Although it appears women, especially the man-killer types like Slim Keith (the model for the Lauren Bacall character in “To Have and Have Not”) had a weakness for him, his own weakness seems to have been for men. But when it comes to his romantic life, he tends to blow a bit of smoke. “[T]o have lived in a long-term relationship with a man would have been to categorize myself too narrowly,” he says. “Because, in so many cases, I’ve been attracted to women. To the romance part plus the acceptance of a hetero relationship--that being the most natural way, in my opinion, to live one’s life.”
Hmm. That doesn’t sound quite right. To a lot of people, including me, Blass had about the best straight act in the business.
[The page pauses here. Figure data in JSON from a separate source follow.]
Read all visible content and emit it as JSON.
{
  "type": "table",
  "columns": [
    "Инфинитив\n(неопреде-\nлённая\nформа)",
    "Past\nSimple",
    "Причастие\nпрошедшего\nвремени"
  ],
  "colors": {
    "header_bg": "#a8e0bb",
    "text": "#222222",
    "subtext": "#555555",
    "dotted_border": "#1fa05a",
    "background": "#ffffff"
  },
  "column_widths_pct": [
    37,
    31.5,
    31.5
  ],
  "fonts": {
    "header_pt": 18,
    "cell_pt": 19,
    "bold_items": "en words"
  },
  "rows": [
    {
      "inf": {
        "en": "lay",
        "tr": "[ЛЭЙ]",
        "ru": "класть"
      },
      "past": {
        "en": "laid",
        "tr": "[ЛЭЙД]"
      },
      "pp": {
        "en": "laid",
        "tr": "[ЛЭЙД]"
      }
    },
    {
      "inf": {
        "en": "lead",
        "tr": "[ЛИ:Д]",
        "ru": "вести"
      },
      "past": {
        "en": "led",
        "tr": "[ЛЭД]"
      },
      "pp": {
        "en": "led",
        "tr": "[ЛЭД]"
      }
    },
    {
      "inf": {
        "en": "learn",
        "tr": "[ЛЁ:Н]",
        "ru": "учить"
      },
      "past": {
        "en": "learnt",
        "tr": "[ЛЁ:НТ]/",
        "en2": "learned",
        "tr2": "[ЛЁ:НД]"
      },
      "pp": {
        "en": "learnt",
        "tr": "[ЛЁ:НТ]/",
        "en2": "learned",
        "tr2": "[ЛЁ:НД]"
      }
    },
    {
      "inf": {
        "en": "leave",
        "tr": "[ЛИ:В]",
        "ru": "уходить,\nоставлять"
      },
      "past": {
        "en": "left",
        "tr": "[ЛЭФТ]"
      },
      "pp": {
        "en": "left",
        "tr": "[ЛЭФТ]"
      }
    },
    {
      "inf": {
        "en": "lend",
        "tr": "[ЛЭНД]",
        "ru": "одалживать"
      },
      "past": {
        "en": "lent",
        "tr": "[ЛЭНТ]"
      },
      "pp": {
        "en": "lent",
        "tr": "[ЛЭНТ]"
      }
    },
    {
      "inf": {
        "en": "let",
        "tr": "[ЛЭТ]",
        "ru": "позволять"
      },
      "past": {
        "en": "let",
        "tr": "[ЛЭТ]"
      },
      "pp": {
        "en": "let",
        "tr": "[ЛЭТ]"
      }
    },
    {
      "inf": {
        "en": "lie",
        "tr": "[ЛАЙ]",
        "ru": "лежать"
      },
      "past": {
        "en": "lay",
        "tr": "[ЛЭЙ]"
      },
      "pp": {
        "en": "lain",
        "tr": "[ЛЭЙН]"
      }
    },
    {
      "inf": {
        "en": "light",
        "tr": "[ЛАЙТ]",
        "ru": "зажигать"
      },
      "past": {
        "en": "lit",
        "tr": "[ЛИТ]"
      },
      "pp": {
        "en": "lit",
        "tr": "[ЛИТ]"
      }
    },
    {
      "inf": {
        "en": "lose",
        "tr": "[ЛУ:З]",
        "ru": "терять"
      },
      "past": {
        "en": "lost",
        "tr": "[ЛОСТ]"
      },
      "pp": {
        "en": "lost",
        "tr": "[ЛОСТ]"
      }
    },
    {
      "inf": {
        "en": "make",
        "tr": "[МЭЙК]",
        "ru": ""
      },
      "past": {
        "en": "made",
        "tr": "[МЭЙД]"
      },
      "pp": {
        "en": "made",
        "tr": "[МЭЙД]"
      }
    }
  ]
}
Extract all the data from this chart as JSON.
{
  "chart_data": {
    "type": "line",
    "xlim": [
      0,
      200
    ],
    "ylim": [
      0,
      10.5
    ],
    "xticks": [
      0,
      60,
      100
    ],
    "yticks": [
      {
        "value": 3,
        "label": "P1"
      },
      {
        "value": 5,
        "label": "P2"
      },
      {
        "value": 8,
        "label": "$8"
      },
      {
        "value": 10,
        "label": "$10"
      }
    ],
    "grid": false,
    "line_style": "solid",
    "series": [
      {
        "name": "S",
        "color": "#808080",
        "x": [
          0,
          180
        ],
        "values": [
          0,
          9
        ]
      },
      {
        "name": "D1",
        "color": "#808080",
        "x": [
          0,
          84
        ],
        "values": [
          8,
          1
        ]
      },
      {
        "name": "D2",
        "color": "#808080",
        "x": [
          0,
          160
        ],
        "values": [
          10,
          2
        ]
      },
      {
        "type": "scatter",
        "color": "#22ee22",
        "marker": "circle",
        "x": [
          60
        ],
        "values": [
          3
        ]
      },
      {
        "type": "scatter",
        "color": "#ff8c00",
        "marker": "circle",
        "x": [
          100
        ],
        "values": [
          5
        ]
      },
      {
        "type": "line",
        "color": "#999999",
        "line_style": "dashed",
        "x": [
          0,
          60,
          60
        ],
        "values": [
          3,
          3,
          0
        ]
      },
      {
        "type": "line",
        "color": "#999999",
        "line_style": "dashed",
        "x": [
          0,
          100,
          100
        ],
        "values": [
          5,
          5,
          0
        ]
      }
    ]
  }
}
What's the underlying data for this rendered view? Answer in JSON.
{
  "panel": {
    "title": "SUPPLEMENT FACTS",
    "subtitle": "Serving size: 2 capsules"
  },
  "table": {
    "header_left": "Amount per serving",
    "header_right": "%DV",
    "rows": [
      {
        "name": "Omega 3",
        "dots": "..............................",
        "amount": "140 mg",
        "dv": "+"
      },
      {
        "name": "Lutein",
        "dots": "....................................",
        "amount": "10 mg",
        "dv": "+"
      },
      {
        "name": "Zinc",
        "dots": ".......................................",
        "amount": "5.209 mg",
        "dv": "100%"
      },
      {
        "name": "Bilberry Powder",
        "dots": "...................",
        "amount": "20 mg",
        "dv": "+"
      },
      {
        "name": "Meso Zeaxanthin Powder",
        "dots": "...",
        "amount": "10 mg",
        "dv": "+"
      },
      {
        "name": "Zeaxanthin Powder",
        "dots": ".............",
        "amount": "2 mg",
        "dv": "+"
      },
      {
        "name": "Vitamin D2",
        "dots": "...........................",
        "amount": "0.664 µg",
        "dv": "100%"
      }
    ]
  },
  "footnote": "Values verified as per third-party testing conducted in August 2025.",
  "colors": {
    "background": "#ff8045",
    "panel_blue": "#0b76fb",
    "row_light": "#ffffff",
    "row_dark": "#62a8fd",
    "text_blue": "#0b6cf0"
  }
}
But it certainly was a class act. He was neither a hothouse flower like Yves Saint Laurent, nor a leather-bar type like some contemporary designers. He was a product of his times, especially his World War II experience, obviously a vivid and formative one, as a member of the top-secret 603rd Camouflage Battalion, which was involved in the Battle of the Bulge.
After the war, Blass fashioned himself as strictly a Stork Club gent. Husky, hard-drinking, masculine to the bone. He writes: “It wasn’t that I hated the fag elements of fashion; it was that I hated the limits that fashion imposed.... I chose to set myself apart, consciously or unconsciously.”
Unlike a lot of other self-made men, Bill Blass never came on like a stuffed shirt and was surprisingly good company. His memoir, which can be knocked off in an afternoon, is pretty good company, too.